The funny thing was, as soon as I began to accept my alopecia and not hide from it, my hair grew back! Soon after I returned from my trip, the fuzz crept into patches that I’d thought incapable of sprouting forth. In just a couple of months, I finally had the kind of “edgy” look I’d sought – still with short hair but with the stubble evened out, like it was a style choice. I even had to go for a haircut: my first one in nearly 10 years.
But, alas, that good thing had to come to an end.
I’d been enjoying my hair-filled head for around 2 months when a coin-sized patch appeared at the back. Which made me worry. Which made more hair fall out.

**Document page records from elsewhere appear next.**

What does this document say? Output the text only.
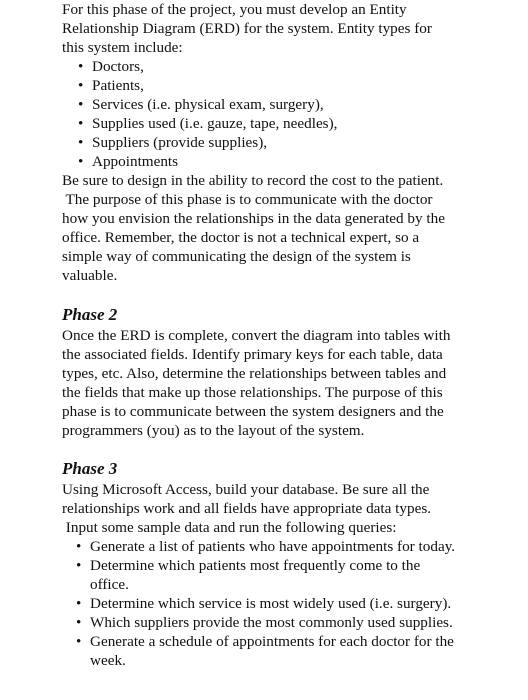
For this phase of the project, you must develop an Entity
Relationship Diagram (ERD) for the system. Entity types for
this system include:

• Doctors,
• Patients,
• Services (i.e. physical exam, surgery),
• Supplies used (i.e. gauze, tape, needles),
• Suppliers (provide supplies),
• Appointments

Be sure to design in the ability to record the cost to the patient.
The purpose of this phase is to communicate with the doctor
how you envision the relationships in the data generated by the
office. Remember, the doctor is not a technical expert, so a
simple way of communicating the design of the system is
valuable.

Phase 2

Once the ERD is complete, convert the diagram into tables with
the associated fields. Identify primary keys for each table, data
types, etc. Also, determine the relationships between tables and
the fields that make up those relationships. The purpose of this
phase is to communicate between the system designers and the
programmers (you) as to the layout of the system.

Phase 3

Using Microsoft Access, build your database. Be sure all the
relationships work and all fields have appropriate data types.
Input some sample data and run the following queries:

• Generate a list of patients who have appointments for today.
• Determine which patients most frequently come to the
office.
• Determine which service is most widely used (i.e. surgery).
• Which suppliers provide the most commonly used supplies.
• Generate a schedule of appointments for each doctor for the
week.
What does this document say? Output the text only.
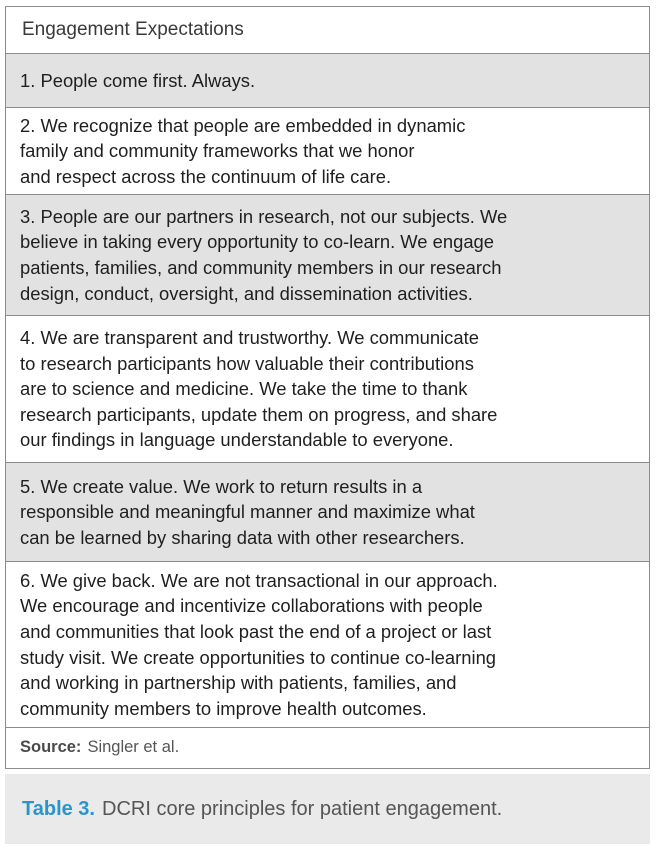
Engagement Expectations
1. People come first. Always.
2. We recognize that people are embedded in dynamic
family and community frameworks that we honor
and respect across the continuum of life care.
3. People are our partners in research, not our subjects. We
believe in taking every opportunity to co-learn. We engage
patients, families, and community members in our research
design, conduct, oversight, and dissemination activities.
4. We are transparent and trustworthy. We communicate
to research participants how valuable their contributions
are to science and medicine. We take the time to thank
research participants, update them on progress, and share
our findings in language understandable to everyone.
5. We create value. We work to return results in a
responsible and meaningful manner and maximize what
can be learned by sharing data with other researchers.
6. We give back. We are not transactional in our approach.
We encourage and incentivize collaborations with people
and communities that look past the end of a project or last
study visit. We create opportunities to continue co-learning
and working in partnership with patients, families, and
community members to improve health outcomes.
Source: Singler et al.
Table 3. DCRI core principles for patient engagement.
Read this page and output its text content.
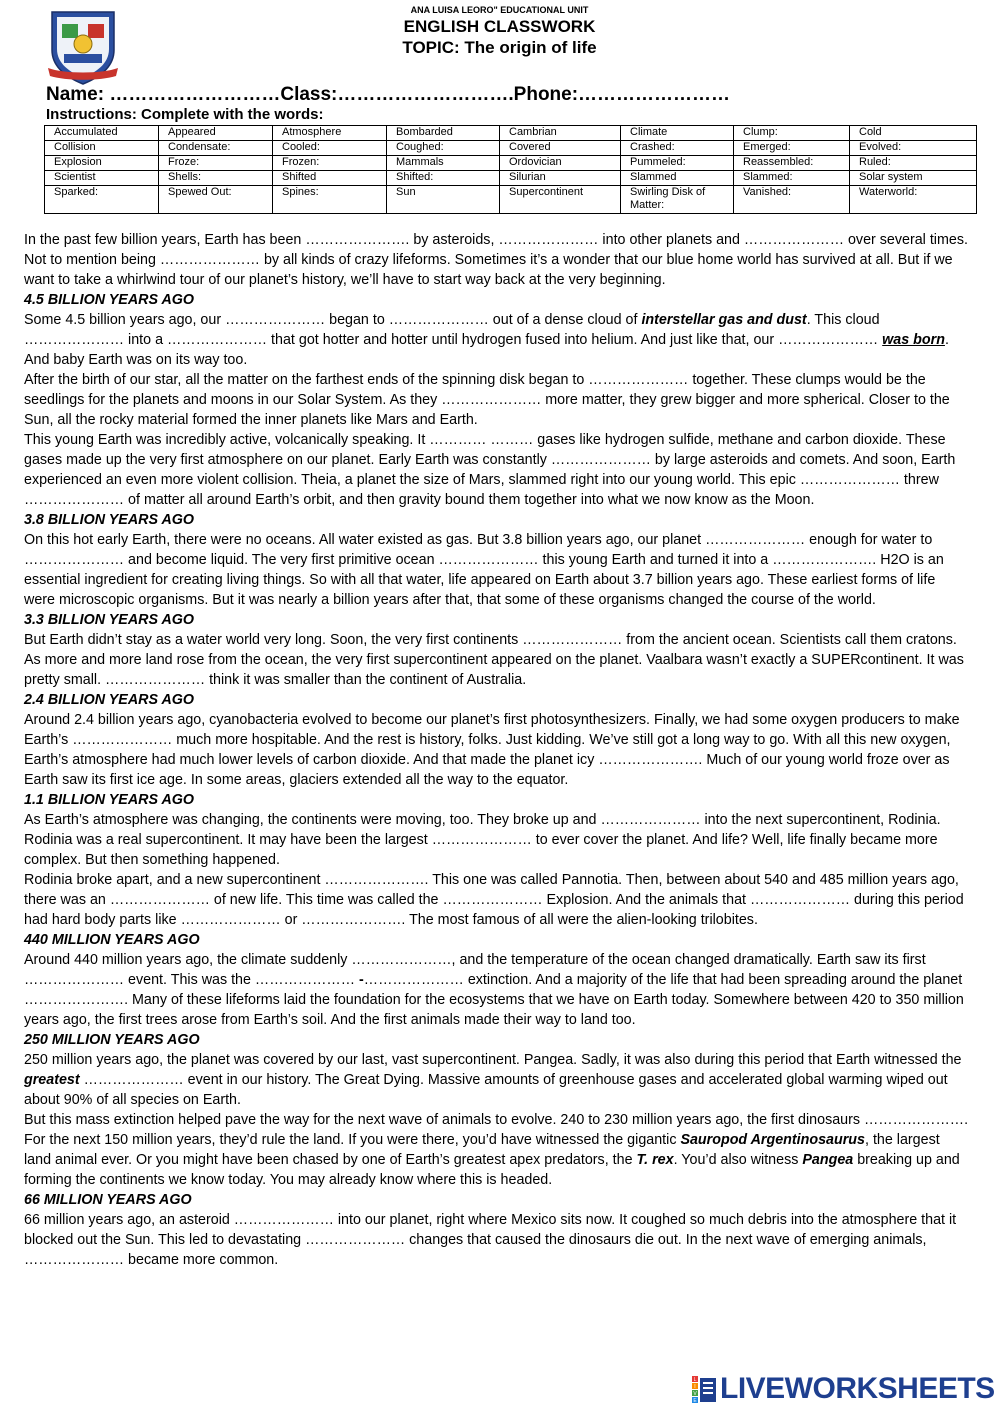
ANA LUISA LEORO" EDUCATIONAL UNIT
ENGLISH CLASSWORK
TOPIC: The origin of life
Name: ………………………Class:……………………….Phone:……………………
Instructions: Complete with the words:
Accumulated	Appeared	Atmosphere	Bombarded	Cambrian	Climate	Clump:	Cold
Collision	Condensate:	Cooled:	Coughed:	Covered	Crashed:	Emerged:	Evolved:
Explosion	Froze:	Frozen:	Mammals	Ordovician	Pummeled:	Reassembled:	Ruled:
Scientist	Shells:	Shifted	Shifted:	Silurian	Slammed	Slammed:	Solar system
Sparked:	Spewed Out:	Spines:	Sun	Supercontinent	Swirling Disk of Matter:	Vanished:	Waterworld:

In the past few billion years, Earth has been …………………. by asteroids, ………………… into other planets and ………………… over several times. Not to mention being ………………… by all kinds of crazy lifeforms. Sometimes it’s a wonder that our blue home world has survived at all. But if we want to take a whirlwind tour of our planet’s history, we’ll have to start way back at the very beginning.

4.5 BILLION YEARS AGO

Some 4.5 billion years ago, our ………………… began to ………………… out of a dense cloud of interstellar gas and dust. This cloud ………………… into a ………………… that got hotter and hotter until hydrogen fused into helium. And just like that, our ………………… was born. And baby Earth was on its way too.

After the birth of our star, all the matter on the farthest ends of the spinning disk began to ………………… together. These clumps would be the seedlings for the planets and moons in our Solar System. As they ………………… more matter, they grew bigger and more spherical. Closer to the Sun, all the rocky material formed the inner planets like Mars and Earth.

This young Earth was incredibly active, volcanically speaking. It ………… ……… gases like hydrogen sulfide, methane and carbon dioxide. These gases made up the very first atmosphere on our planet. Early Earth was constantly ………………… by large asteroids and comets. And soon, Earth experienced an even more violent collision. Theia, a planet the size of Mars, slammed right into our young world. This epic ………………… threw ………………… of matter all around Earth’s orbit, and then gravity bound them together into what we now know as the Moon.

3.8 BILLION YEARS AGO

On this hot early Earth, there were no oceans. All water existed as gas. But 3.8 billion years ago, our planet ………………… enough for water to ………………… and become liquid. The very first primitive ocean ………………… this young Earth and turned it into a …………………. H2O is an essential ingredient for creating living things. So with all that water, life appeared on Earth about 3.7 billion years ago. These earliest forms of life were microscopic organisms. But it was nearly a billion years after that, that some of these organisms changed the course of the world.

3.3 BILLION YEARS AGO

But Earth didn’t stay as a water world very long. Soon, the very first continents ………………… from the ancient ocean. Scientists call them cratons. As more and more land rose from the ocean, the very first supercontinent appeared on the planet. Vaalbara wasn’t exactly a SUPERcontinent. It was pretty small. ………………… think it was smaller than the continent of Australia.

2.4 BILLION YEARS AGO

Around 2.4 billion years ago, cyanobacteria evolved to become our planet’s first photosynthesizers. Finally, we had some oxygen producers to make Earth’s ………………… much more hospitable. And the rest is history, folks. Just kidding. We’ve still got a long way to go. With all this new oxygen, Earth’s atmosphere had much lower levels of carbon dioxide. And that made the planet icy …………………. Much of our young world froze over as Earth saw its first ice age. In some areas, glaciers extended all the way to the equator.

1.1 BILLION YEARS AGO

As Earth’s atmosphere was changing, the continents were moving, too. They broke up and ………………… into the next supercontinent, Rodinia. Rodinia was a real supercontinent. It may have been the largest ………………… to ever cover the planet. And life? Well, life finally became more complex. But then something happened.

Rodinia broke apart, and a new supercontinent …………………. This one was called Pannotia. Then, between about 540 and 485 million years ago, there was an ………………… of new life. This time was called the ………………… Explosion. And the animals that ………………… during this period had hard body parts like ………………… or …………………. The most famous of all were the alien-looking trilobites.

440 MILLION YEARS AGO

Around 440 million years ago, the climate suddenly …………………, and the temperature of the ocean changed dramatically. Earth saw its first ………………… event. This was the ………………… -………………… extinction. And a majority of the life that had been spreading around the planet …………………. Many of these lifeforms laid the foundation for the ecosystems that we have on Earth today. Somewhere between 420 to 350 million years ago, the first trees arose from Earth’s soil. And the first animals made their way to land too.

250 MILLION YEARS AGO

250 million years ago, the planet was covered by our last, vast supercontinent. Pangea. Sadly, it was also during this period that Earth witnessed the greatest ………………… event in our history. The Great Dying. Massive amounts of greenhouse gases and accelerated global warming wiped out about 90% of all species on Earth.

But this mass extinction helped pave the way for the next wave of animals to evolve. 240 to 230 million years ago, the first dinosaurs …………………. For the next 150 million years, they’d rule the land. If you were there, you’d have witnessed the gigantic Sauropod Argentinosaurus, the largest land animal ever. Or you might have been chased by one of Earth’s greatest apex predators, the T. rex. You’d also witness Pangea breaking up and forming the continents we know today. You may already know where this is headed.

66 MILLION YEARS AGO

66 million years ago, an asteroid ………………… into our planet, right where Mexico sits now. It coughed so much debris into the atmosphere that it blocked out the Sun. This led to devastating ………………… changes that caused the dinosaurs die out. In the next wave of emerging animals, ………………… became more common.

L
I
V
E LIVEWORKSHEETS
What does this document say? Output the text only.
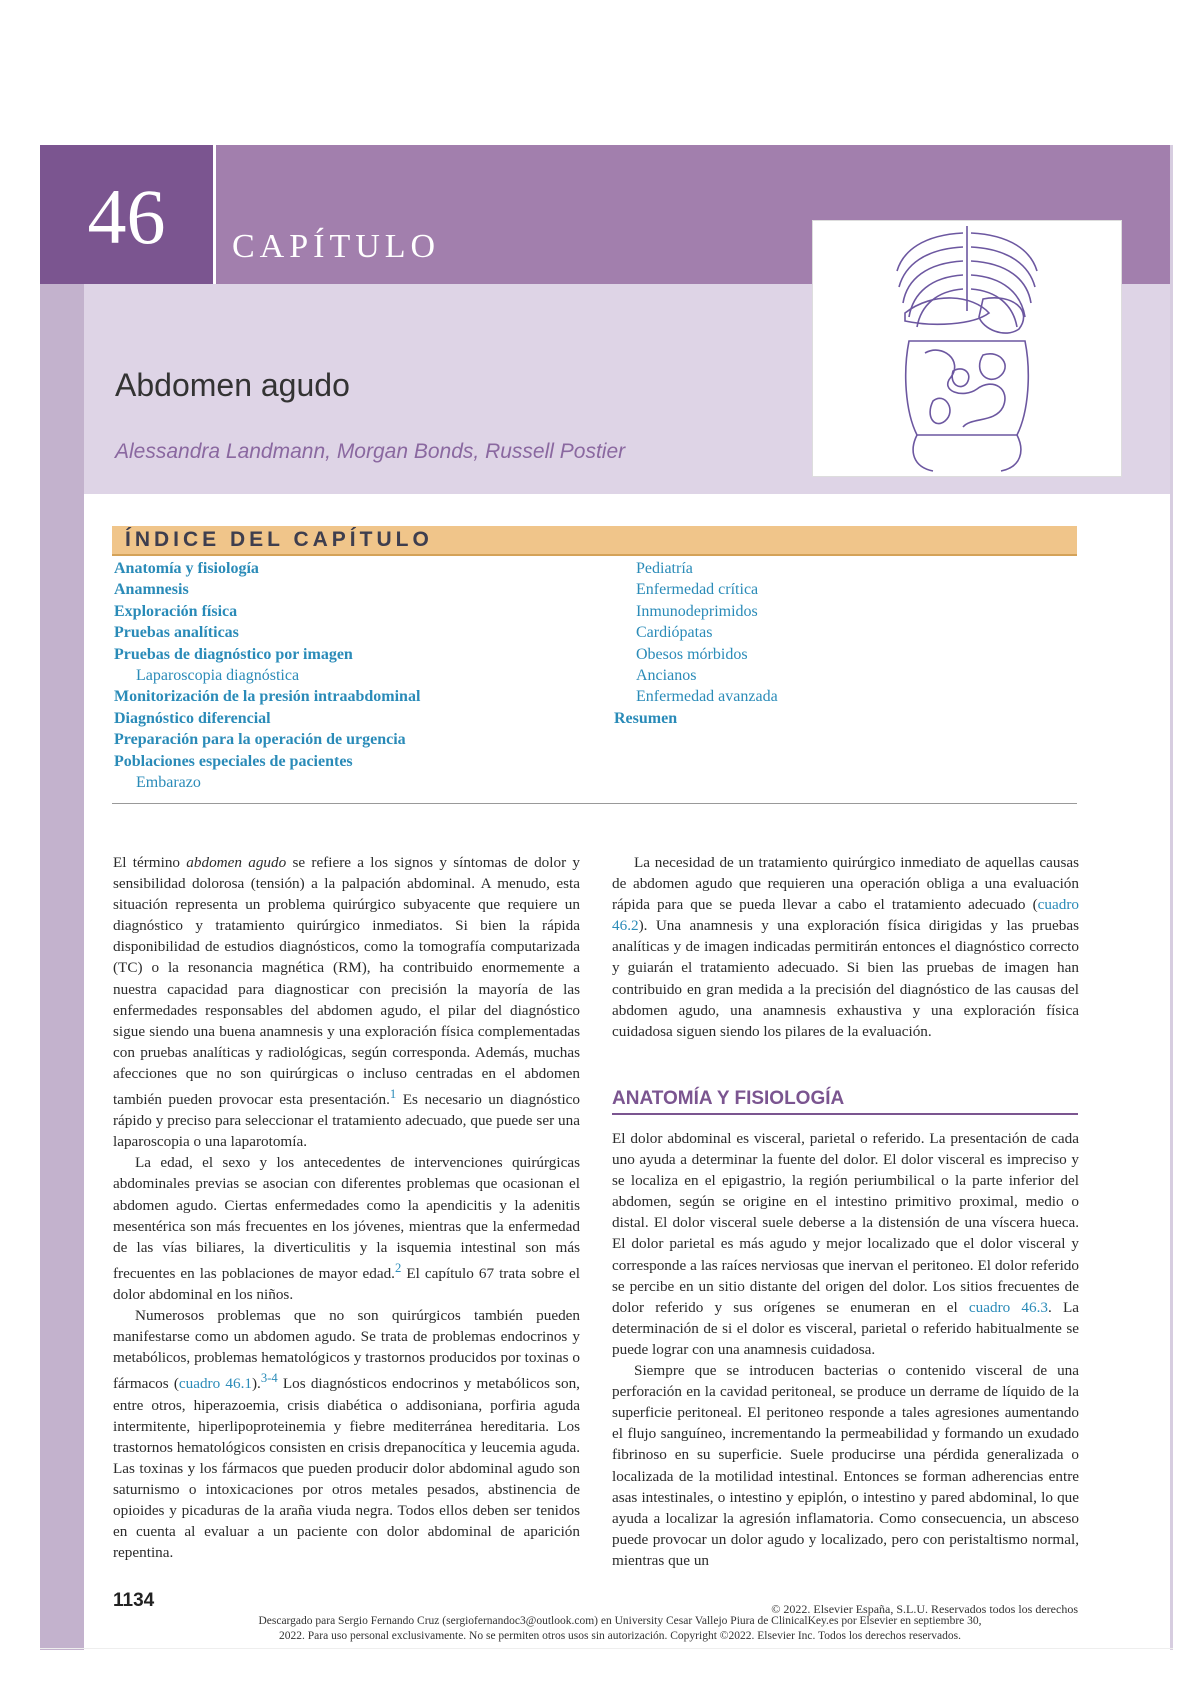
46	CAPÍTULO
Abdomen agudo
Alessandra Landmann, Morgan Bonds, Russell Postier
ÍNDICE DEL CAPÍTULO
Anatomía y fisiología
Anamnesis
Exploración física
Pruebas analíticas
Pruebas de diagnóstico por imagen
Laparoscopia diagnóstica
Monitorización de la presión intraabdominal
Diagnóstico diferencial
Preparación para la operación de urgencia
Poblaciones especiales de pacientes
Embarazo
Pediatría
Enfermedad crítica
Inmunodeprimidos
Cardiópatas
Obesos mórbidos
Ancianos
Enfermedad avanzada
Resumen

El término abdomen agudo se refiere a los signos y síntomas de dolor y sensibilidad dolorosa (tensión) a la palpación abdominal. A menudo, esta situación representa un problema quirúrgico subyacente que requiere un diagnóstico y tratamiento quirúrgico inmediatos. Si bien la rápida disponibilidad de estudios diagnósticos, como la tomografía computarizada (TC) o la resonancia magnética (RM), ha contribuido enormemente a nuestra capacidad para diagnosticar con precisión la mayoría de las enfermedades responsables del abdomen agudo, el pilar del diagnóstico sigue siendo una buena anamnesis y una exploración física complementadas con pruebas analíticas y radiológicas, según corresponda. Además, muchas afecciones que no son quirúrgicas o incluso centradas en el abdomen también pueden provocar esta presentación.$^1$ Es necesario un diagnóstico rápido y preciso para seleccionar el tratamiento adecuado, que puede ser una laparoscopia o una laparotomía.

La edad, el sexo y los antecedentes de intervenciones quirúrgicas abdominales previas se asocian con diferentes problemas que ocasionan el abdomen agudo. Ciertas enfermedades como la apendicitis y la adenitis mesentérica son más frecuentes en los jóvenes, mientras que la enfermedad de las vías biliares, la diverticulitis y la isquemia intestinal son más frecuentes en las poblaciones de mayor edad.$^2$ El capítulo 67 trata sobre el dolor abdominal en los niños.

Numerosos problemas que no son quirúrgicos también pueden manifestarse como un abdomen agudo. Se trata de problemas endocrinos y metabólicos, problemas hematológicos y trastornos producidos por toxinas o fármacos (cuadro 46.1).$^{3-4}$ Los diagnósticos endocrinos y metabólicos son, entre otros, hiperazoemia, crisis diabética o addisoniana, porfiria aguda intermitente, hiperlipoproteinemia y fiebre mediterránea hereditaria. Los trastornos hematológicos consisten en crisis drepanocítica y leucemia aguda. Las toxinas y los fármacos que pueden producir dolor abdominal agudo son saturnismo o intoxicaciones por otros metales pesados, abstinencia de opioides y picaduras de la araña viuda negra. Todos ellos deben ser tenidos en cuenta al evaluar a un paciente con dolor abdominal de aparición repentina.

La necesidad de un tratamiento quirúrgico inmediato de aquellas causas de abdomen agudo que requieren una operación obliga a una evaluación rápida para que se pueda llevar a cabo el tratamiento adecuado (cuadro 46.2). Una anamnesis y una exploración física dirigidas y las pruebas analíticas y de imagen indicadas permitirán entonces el diagnóstico correcto y guiarán el tratamiento adecuado. Si bien las pruebas de imagen han contribuido en gran medida a la precisión del diagnóstico de las causas del abdomen agudo, una anamnesis exhaustiva y una exploración física cuidadosa siguen siendo los pilares de la evaluación.

ANATOMÍA Y FISIOLOGÍA

El dolor abdominal es visceral, parietal o referido. La presentación de cada uno ayuda a determinar la fuente del dolor. El dolor visceral es impreciso y se localiza en el epigastrio, la región periumbilical o la parte inferior del abdomen, según se origine en el intestino primitivo proximal, medio o distal. El dolor visceral suele deberse a la distensión de una víscera hueca. El dolor parietal es más agudo y mejor localizado que el dolor visceral y corresponde a las raíces nerviosas que inervan el peritoneo. El dolor referido se percibe en un sitio distante del origen del dolor. Los sitios frecuentes de dolor referido y sus orígenes se enumeran en el cuadro 46.3. La determinación de si el dolor es visceral, parietal o referido habitualmente se puede lograr con una anamnesis cuidadosa.

Siempre que se introducen bacterias o contenido visceral de una perforación en la cavidad peritoneal, se produce un derrame de líquido de la superficie peritoneal. El peritoneo responde a tales agresiones aumentando el flujo sanguíneo, incrementando la permeabilidad y formando un exudado fibrinoso en su superficie. Suele producirse una pérdida generalizada o localizada de la motilidad intestinal. Entonces se forman adherencias entre asas intestinales, o intestino y epiplón, o intestino y pared abdominal, lo que ayuda a localizar la agresión inflamatoria. Como consecuencia, un absceso puede provocar un dolor agudo y localizado, pero con peristaltismo normal, mientras que un

1134	© 2022. Elsevier España, S.L.U. Reservados todos los derechos
Descargado para Sergio Fernando Cruz (sergiofernandoc3@outlook.com) en University Cesar Vallejo Piura de ClinicalKey.es por Elsevier en septiembre 30,
2022. Para uso personal exclusivamente. No se permiten otros usos sin autorización. Copyright ©2022. Elsevier Inc. Todos los derechos reservados.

Which made me worry more. (Fellow alopecians will know how frustrating this vicious circle is!)
A few months later and I was back to where I was before my travels: with a small clump of hair topping my crown, shiny bald patches covering the rest. This time, I didn’t go for the full chop but visited a hairdresser friend, got her to even out what she could and wore it as a mohawk instead.
That was 3 years ago and, hairwise, not a lot has changed since. Sometimes the clump of hair gets really thin until there’s not much left at all to secure with clips – other times I’ve got a full-on mullet to contend with. Right now, the hair’s looking a good bit healthier and I’ve actually got
some volume going on...but still, not a peep from those patches. At times, fuzz will appear and get my hopes up…and then, gotcha!...they’ll fade away again.
I still go for treatments when I can (albeit of a more holistic nature than steroids). In my current home of Hoi An, Vietnam, I go for a strange form of acupuncture weekly, that involves what I can only describe as some kind of electric shock therapy. I also take enough supplements to keep my local health food shop in business. And I’m always open to hearing about new nutritional advice, or anything I can do to boost my immune system in a natural way (I’m done with the chemical stuff).
The difference between me now and a few years ago?
Now I’ve accepted that my alopecia might never tire of me. And that’s ok. I’m still open to trying new treatments, but I’m not going to obsess over them. Instead, I’ve tried to shift my focus from healing myself to helping others. That’s why I set up my website and why I’d love to be an active part of the alopecia community, spreading awareness about living hairfree and being proud to be bald!
I didn’t have any helpful resources to turn to when I was growing up with alopecia. Luckily, nowadays, that’s changed. So many brave people are opening up about the condition and thanks to social media, we can all see just how beautiful they are. But regardless, alopecia can be a scary, frustrating and isolating thing to go through. And even now, it catches me off-guard – like I’ll suddenly have a day where I just want to have no pointing, no staring.
So that’s where the love/hate relationship comes from. I love how strong alopecia has made me, the lessons it has taught me...but I hate what it did to my confidence back then, what it still does to those who haven’t quite reached acceptance yet.
To those people I’d say keep going: you’re more beautiful than you could imagine. And share your own story if you can...sharing mine has certainly helped me!